Anant Shah, the former owner of the scheme’s employer, will be required to pay £1,875,403 into the Meghraj Group Pension Scheme. This is the first substantive case the Upper Tribunal (UT) has heard regarding TPR’s CN power and provided helpful clarification, particularly that the amount of a CN is not limited to any loss suffered by the scheme.
Erica Carroll, TPR’s Director of Enforcement, said: “We welcome this clear and helpful judgment, which supports our long-held views about how the legislation should be interpreted.
“It provides clarity on how CN sums should be calculated by confirming they are not limited by the loss to the scheme. This ends the speculation caused by past cases over whether these sums should be purely compensatory.
“The amount of this CN together with the previous settlement, will provide a substantial sum to help meet the scheme’s deficit.
“We will always consider taking action where we see savers’ money has been put at risk.”
The case concerned the Meghraj Group of companies, a 100-year-old international investment and banking advisory and fiduciary services organisation with offices in Asia, Africa and Europe.
Within that group, Meghraj Financial Services Limited (MFSL), was the sponsoring employer of the scheme, and entered a creditors’ voluntary liquidation in October 2014 leaving the scheme with a deficit of around £5.85 million.
TPR investigated a series of payments made from MFSL to its parent company, Meghraj Property Limited.
Those payments followed MFSL’s disposal of its shares in a joint venture company with most of the sums paid out as dividends.
TPR said these payments should have been used to fund the scheme and the failure to do so was materially detrimental to the scheme’s members.
At an earlier hearing, before the Determinations Panel (DP) in February 2020, TPR argued it was reasonable to issue a CN against two targets – Anant Shah, a director of MFSL and his nephew Rohin Shah.

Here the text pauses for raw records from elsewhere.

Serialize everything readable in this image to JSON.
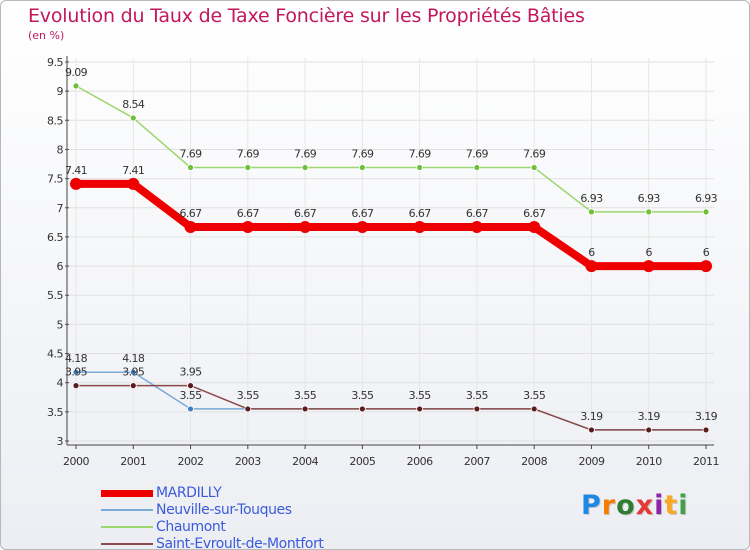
{
  "chart_data": {
    "type": "line",
    "title": "Evolution du Taux de Taxe Foncière sur les Propriétés Bâties",
    "subtitle": "(en %)",
    "xlabel": "",
    "ylabel": "",
    "categories": [
      "2000",
      "2001",
      "2002",
      "2003",
      "2004",
      "2005",
      "2006",
      "2007",
      "2008",
      "2009",
      "2010",
      "2011"
    ],
    "ylim": [
      3,
      9.5
    ],
    "yticks": [
      "3",
      "3.5",
      "4",
      "4.5",
      "5",
      "5.5",
      "6",
      "6.5",
      "7",
      "7.5",
      "8",
      "8.5",
      "9",
      "9.5"
    ],
    "grid": true,
    "legend_position": "bottom-left",
    "series": [
      {
        "name": "MARDILLY",
        "color": "#ee0000",
        "marker_color": "#ee0000",
        "values": [
          7.41,
          7.41,
          6.67,
          6.67,
          6.67,
          6.67,
          6.67,
          6.67,
          6.67,
          6,
          6,
          6
        ],
        "labels": [
          "7.41",
          "7.41",
          "6.67",
          "6.67",
          "6.67",
          "6.67",
          "6.67",
          "6.67",
          "6.67",
          "6",
          "6",
          "6"
        ]
      },
      {
        "name": "Neuville-sur-Touques",
        "color": "#7aaad6",
        "marker_color": "#3e7fc4",
        "values": [
          4.18,
          4.18,
          3.55,
          3.55,
          3.55,
          3.55,
          3.55,
          3.55,
          3.55,
          3.19,
          3.19,
          3.19
        ],
        "labels": [
          "4.18",
          "4.18",
          "3.55",
          "",
          "",
          "",
          "",
          "",
          "",
          "",
          "",
          ""
        ]
      },
      {
        "name": "Chaumont",
        "color": "#9bd66e",
        "marker_color": "#6fbf3a",
        "values": [
          9.09,
          8.54,
          7.69,
          7.69,
          7.69,
          7.69,
          7.69,
          7.69,
          7.69,
          6.93,
          6.93,
          6.93
        ],
        "labels": [
          "9.09",
          "8.54",
          "7.69",
          "7.69",
          "7.69",
          "7.69",
          "7.69",
          "7.69",
          "7.69",
          "6.93",
          "6.93",
          "6.93"
        ]
      },
      {
        "name": "Saint-Evroult-de-Montfort",
        "color": "#8b4a4a",
        "marker_color": "#5a1b1b",
        "values": [
          3.95,
          3.95,
          3.95,
          3.55,
          3.55,
          3.55,
          3.55,
          3.55,
          3.55,
          3.19,
          3.19,
          3.19
        ],
        "labels": [
          "3.95",
          "3.95",
          "3.95",
          "3.55",
          "3.55",
          "3.55",
          "3.55",
          "3.55",
          "3.55",
          "3.19",
          "3.19",
          "3.19"
        ]
      }
    ]
  },
  "legend": {
    "items": [
      {
        "label": "MARDILLY"
      },
      {
        "label": "Neuville-sur-Touques"
      },
      {
        "label": "Chaumont"
      },
      {
        "label": "Saint-Evroult-de-Montfort"
      }
    ]
  },
  "logo": {
    "text": "Proxiti",
    "letters": [
      "P",
      "r",
      "o",
      "x",
      "i",
      "t",
      "i"
    ]
  }
}
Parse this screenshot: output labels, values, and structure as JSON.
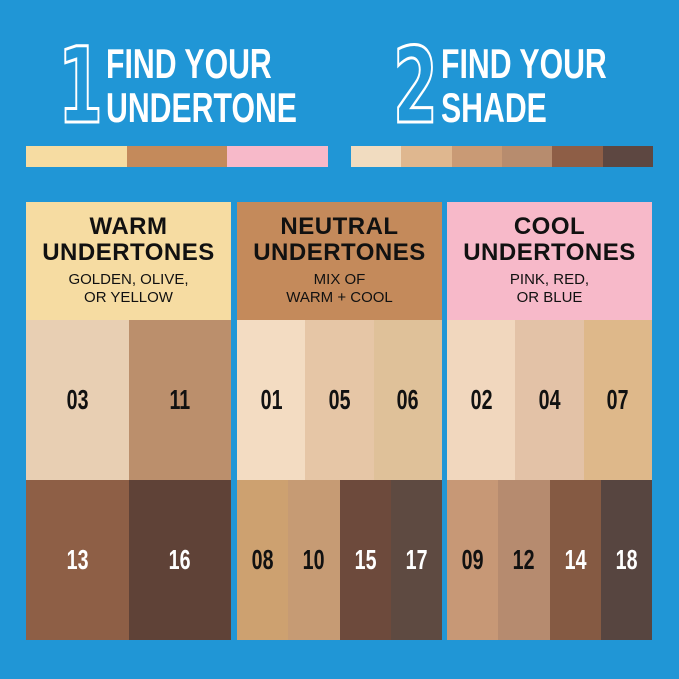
{
  "steps": [
    {
      "number": "1",
      "line1": "FIND YOUR",
      "line2": "UNDERTONE",
      "swatches": [
        "#f6dca2",
        "#c48a5b",
        "#f7b9c9"
      ]
    },
    {
      "number": "2",
      "line1": "FIND YOUR",
      "line2": "SHADE",
      "swatches": [
        "#f1dcc0",
        "#dfb78f",
        "#c99a75",
        "#b78c6e",
        "#8e5e46",
        "#5d4741"
      ]
    }
  ],
  "panels": [
    {
      "title1": "WARM",
      "title2": "UNDERTONES",
      "sub1": "GOLDEN, OLIVE,",
      "sub2": "OR YELLOW",
      "color": "#f6dca2",
      "rows": [
        [
          {
            "label": "03",
            "color": "#e8cfb3"
          },
          {
            "label": "11",
            "color": "#bb8f6c"
          }
        ],
        [
          {
            "label": "13",
            "color": "#8e5f46",
            "dark": true
          },
          {
            "label": "16",
            "color": "#5f4237",
            "dark": true
          }
        ]
      ]
    },
    {
      "title1": "NEUTRAL",
      "title2": "UNDERTONES",
      "sub1": "MIX OF",
      "sub2": "WARM + COOL",
      "color": "#c48a5b",
      "rows": [
        [
          {
            "label": "01",
            "color": "#f3dcc2"
          },
          {
            "label": "05",
            "color": "#e6c6a6"
          },
          {
            "label": "06",
            "color": "#dfc199"
          }
        ],
        [
          {
            "label": "08",
            "color": "#cda170"
          },
          {
            "label": "10",
            "color": "#c69b74"
          },
          {
            "label": "15",
            "color": "#6d4a3c",
            "dark": true
          },
          {
            "label": "17",
            "color": "#5e4a41",
            "dark": true
          }
        ]
      ]
    },
    {
      "title1": "COOL",
      "title2": "UNDERTONES",
      "sub1": "PINK, RED,",
      "sub2": "OR BLUE",
      "color": "#f7b9c9",
      "rows": [
        [
          {
            "label": "02",
            "color": "#f1d7be"
          },
          {
            "label": "04",
            "color": "#e3c2a7"
          },
          {
            "label": "07",
            "color": "#deb88a"
          }
        ],
        [
          {
            "label": "09",
            "color": "#c79876"
          },
          {
            "label": "12",
            "color": "#b68b6f"
          },
          {
            "label": "14",
            "color": "#855a43",
            "dark": true
          },
          {
            "label": "18",
            "color": "#574540",
            "dark": true
          }
        ]
      ]
    }
  ]
}
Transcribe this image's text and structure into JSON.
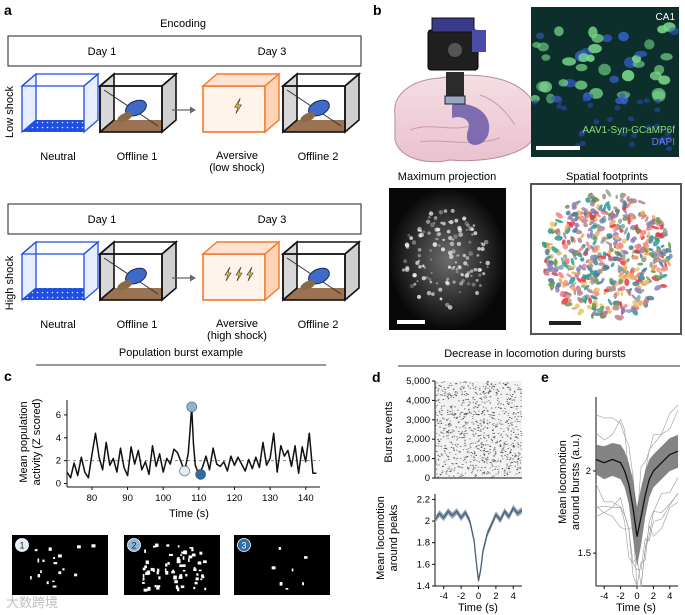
{
  "panels": {
    "a": {
      "letter": "a",
      "title": "Encoding",
      "rows": [
        {
          "side_label": "Low shock",
          "day1": "Day 1",
          "day3": "Day 3",
          "boxes": [
            "Neutral",
            "Offline 1",
            "Aversive",
            "Offline 2"
          ],
          "aversive_sub": "(low shock)"
        },
        {
          "side_label": "High shock",
          "day1": "Day 1",
          "day3": "Day 3",
          "boxes": [
            "Neutral",
            "Offline 1",
            "Aversive",
            "Offline 2"
          ],
          "aversive_sub": "(high shock)"
        }
      ]
    },
    "b": {
      "letter": "b",
      "region": "CA1",
      "construct": "AAV1-Syn-GCaMP6f",
      "stain": "DAPI",
      "max_proj_title": "Maximum projection",
      "footprints_title": "Spatial footprints"
    },
    "c": {
      "letter": "c",
      "section_title": "Population burst example",
      "ylabel_line1": "Mean population",
      "ylabel_line2": "activity (Z scored)",
      "xlabel": "Time (s)",
      "markers": [
        "1",
        "2",
        "3"
      ]
    },
    "d": {
      "letter": "d",
      "section_title": "Decrease in locomotion during bursts",
      "raster_ylabel": "Burst events",
      "loco_ylabel_line1": "Mean locomotion",
      "loco_ylabel_line2": "around peaks",
      "xlabel": "Time (s)"
    },
    "e": {
      "letter": "e",
      "ylabel_line1": "Mean locomotion",
      "ylabel_line2": "around bursts (a.u.)",
      "xlabel": "Time (s)"
    },
    "watermark": "大数跨境"
  },
  "chart_data": [
    {
      "id": "c-burst-trace",
      "type": "line",
      "xlabel": "Time (s)",
      "ylabel": "Mean population activity (Z scored)",
      "xlim": [
        73,
        144
      ],
      "ylim": [
        -0.3,
        7.3
      ],
      "xticks": [
        80,
        90,
        100,
        110,
        120,
        130,
        140
      ],
      "yticks": [
        0,
        2,
        4,
        6
      ],
      "threshold": 2,
      "x": [
        73,
        74,
        75,
        76,
        77,
        78,
        79,
        80,
        81,
        82,
        83,
        84,
        85,
        86,
        87,
        88,
        89,
        90,
        91,
        92,
        93,
        94,
        95,
        96,
        97,
        98,
        99,
        100,
        101,
        102,
        103,
        104,
        105,
        106,
        107,
        107.5,
        108,
        108.5,
        109,
        110,
        111,
        112,
        113,
        114,
        115,
        116,
        117,
        118,
        119,
        120,
        121,
        122,
        123,
        124,
        125,
        126,
        127,
        128,
        129,
        130,
        131,
        132,
        133,
        134,
        135,
        136,
        137,
        138,
        139,
        140,
        141,
        142,
        143
      ],
      "y": [
        1.0,
        0.5,
        1.8,
        0.7,
        2.3,
        1.0,
        0.5,
        2.5,
        4.4,
        2.3,
        1.2,
        3.6,
        1.6,
        2.2,
        1.0,
        3.1,
        1.4,
        0.7,
        3.2,
        1.7,
        2.9,
        1.2,
        1.9,
        0.8,
        3.3,
        1.5,
        2.6,
        1.0,
        2.2,
        1.7,
        3.0,
        2.7,
        1.9,
        1.1,
        2.6,
        4.5,
        6.7,
        3.4,
        1.6,
        0.8,
        1.4,
        2.4,
        1.2,
        3.1,
        1.7,
        1.5,
        1.9,
        1.1,
        2.4,
        1.6,
        2.3,
        1.7,
        1.1,
        2.1,
        1.3,
        2.3,
        1.4,
        3.6,
        1.6,
        2.2,
        4.4,
        1.0,
        3.3,
        2.4,
        2.9,
        1.5,
        3.3,
        0.9,
        3.2,
        1.9,
        4.4,
        0.9,
        0.9
      ],
      "highlighted_points": [
        {
          "label": "1",
          "x": 106,
          "y": 1.1,
          "color": "#e4eef7"
        },
        {
          "label": "2",
          "x": 108,
          "y": 6.7,
          "color": "#8cb4d6"
        },
        {
          "label": "3",
          "x": 110.5,
          "y": 0.8,
          "color": "#2c6ea3"
        }
      ]
    },
    {
      "id": "d-raster",
      "type": "scatter",
      "ylabel": "Burst events",
      "xlim": [
        -5,
        5
      ],
      "ylim": [
        0,
        5000
      ],
      "yticks": [
        0,
        1000,
        2000,
        3000,
        4000,
        5000
      ],
      "ytick_labels": [
        "0",
        "1,000",
        "2,000",
        "3,000",
        "4,000",
        "5,000"
      ]
    },
    {
      "id": "d-locomotion",
      "type": "line",
      "xlabel": "Time (s)",
      "ylabel": "Mean locomotion around peaks",
      "xlim": [
        -5,
        5
      ],
      "ylim": [
        1.4,
        2.25
      ],
      "xticks": [
        -4,
        -2,
        0,
        2,
        4
      ],
      "yticks": [
        1.4,
        1.6,
        1.8,
        2.0,
        2.2
      ],
      "x": [
        -5,
        -4.5,
        -4,
        -3.5,
        -3,
        -2.5,
        -2,
        -1.5,
        -1,
        -0.5,
        -0.25,
        0,
        0.25,
        0.5,
        1,
        1.5,
        2,
        2.5,
        3,
        3.5,
        4,
        4.5,
        5
      ],
      "y": [
        2.01,
        2.07,
        2.03,
        2.09,
        2.05,
        2.09,
        2.03,
        2.08,
        2.0,
        1.82,
        1.62,
        1.45,
        1.55,
        1.72,
        1.88,
        1.97,
        2.06,
        2.01,
        2.09,
        2.04,
        2.12,
        2.07,
        2.1
      ],
      "band": 0.03
    },
    {
      "id": "e-locomotion",
      "type": "line",
      "xlabel": "Time (s)",
      "ylabel": "Mean locomotion around bursts (a.u.)",
      "xlim": [
        -5,
        5
      ],
      "ylim": [
        1.3,
        2.45
      ],
      "xticks": [
        -4,
        -2,
        0,
        2,
        4
      ],
      "yticks": [
        1.5,
        2.0
      ],
      "x": [
        -5,
        -4,
        -3,
        -2,
        -1.5,
        -1,
        -0.5,
        0,
        0.5,
        1,
        1.5,
        2,
        3,
        4,
        5
      ],
      "y": [
        2.07,
        2.05,
        2.07,
        2.05,
        2.0,
        1.92,
        1.78,
        1.6,
        1.72,
        1.85,
        1.95,
        2.0,
        2.05,
        2.1,
        2.12
      ],
      "band_low": [
        1.98,
        1.95,
        1.97,
        1.95,
        1.9,
        1.8,
        1.6,
        1.42,
        1.55,
        1.72,
        1.84,
        1.9,
        1.95,
        2.0,
        2.02
      ],
      "band_high": [
        2.16,
        2.15,
        2.17,
        2.16,
        2.12,
        2.05,
        1.95,
        1.78,
        1.9,
        2.0,
        2.07,
        2.1,
        2.15,
        2.2,
        2.22
      ]
    }
  ]
}
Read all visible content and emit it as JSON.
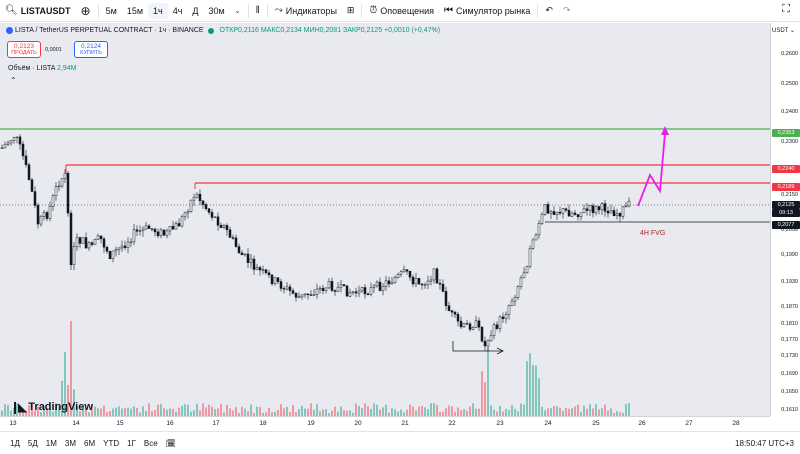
{
  "toolbar": {
    "symbol": "LISTAUSDT",
    "intervals": [
      "5м",
      "15м",
      "1ч",
      "4ч",
      "Д",
      "30м"
    ],
    "active_interval": "1ч",
    "indicators_label": "Индикаторы",
    "alerts_label": "Оповещения",
    "replay_label": "Симулятор рынка"
  },
  "legend": {
    "title": "LISTA / TetherUS PERPETUAL CONTRACT · 1ч · BINANCE",
    "ohlc": "ОТКР0,2116 МАКС0,2134 МИН0,2081 ЗАКР0,2125 +0,0010 (+0,47%)"
  },
  "trade": {
    "sell_price": "0,2123",
    "sell_label": "ПРОДАТЬ",
    "spread": "0,0001",
    "buy_price": "0,2124",
    "buy_label": "КУПИТЬ"
  },
  "volume": {
    "label": "Объём · LISTA",
    "value": "2,94M"
  },
  "brand": "TradingView",
  "price_axis": {
    "currency": "USDT",
    "labels": [
      "0,2600",
      "0,2500",
      "0,2400",
      "0,2300",
      "0,2200",
      "0,2150",
      "0,2050",
      "0,1990",
      "0,1930",
      "0,1870",
      "0,1810",
      "0,1770",
      "0,1730",
      "0,1690",
      "0,1650",
      "0,1610"
    ],
    "tags": {
      "green": "0,2353",
      "red1": "0,2240",
      "red2": "0,2189",
      "current": "0,2125",
      "countdown": "09:13",
      "gray": "0,2077"
    }
  },
  "time_axis": [
    "13",
    "14",
    "15",
    "16",
    "17",
    "18",
    "19",
    "20",
    "21",
    "22",
    "23",
    "24",
    "25",
    "26",
    "27",
    "28"
  ],
  "annotation": "4H FVG",
  "bottombar": {
    "ranges": [
      "1Д",
      "5Д",
      "1М",
      "3М",
      "6М",
      "YTD",
      "1Г",
      "Все"
    ],
    "clock": "18:50:47 UTC+3"
  },
  "colors": {
    "green_line": "#4caf50",
    "red_line": "#f23645",
    "magenta": "#e91ee8",
    "up": "#131722",
    "background": "#e9eaf0"
  }
}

The DP agreed and in June 2020 issued a Determination Notice confirming a CN of £3,688,108 be issued against the targets jointly and severally.
Each of the targets referred the decision to the UT with a hearing taking place in May 2023.
Before the hearing, TPR settled its case against Rohin Shah.
The UT judgement agreed with TPR’s that it was reasonable Anant Shah pay a CN, which included 50% of the sum that should have been paid into the scheme plus an uplift to take account of the passage of time since the acts in question.
The judgement also accepted TPR’s case more generally that the amount of a CN should be what is reasonable and that the amount of a CN is not limited to the loss to a scheme resulting from the acts, or inactions.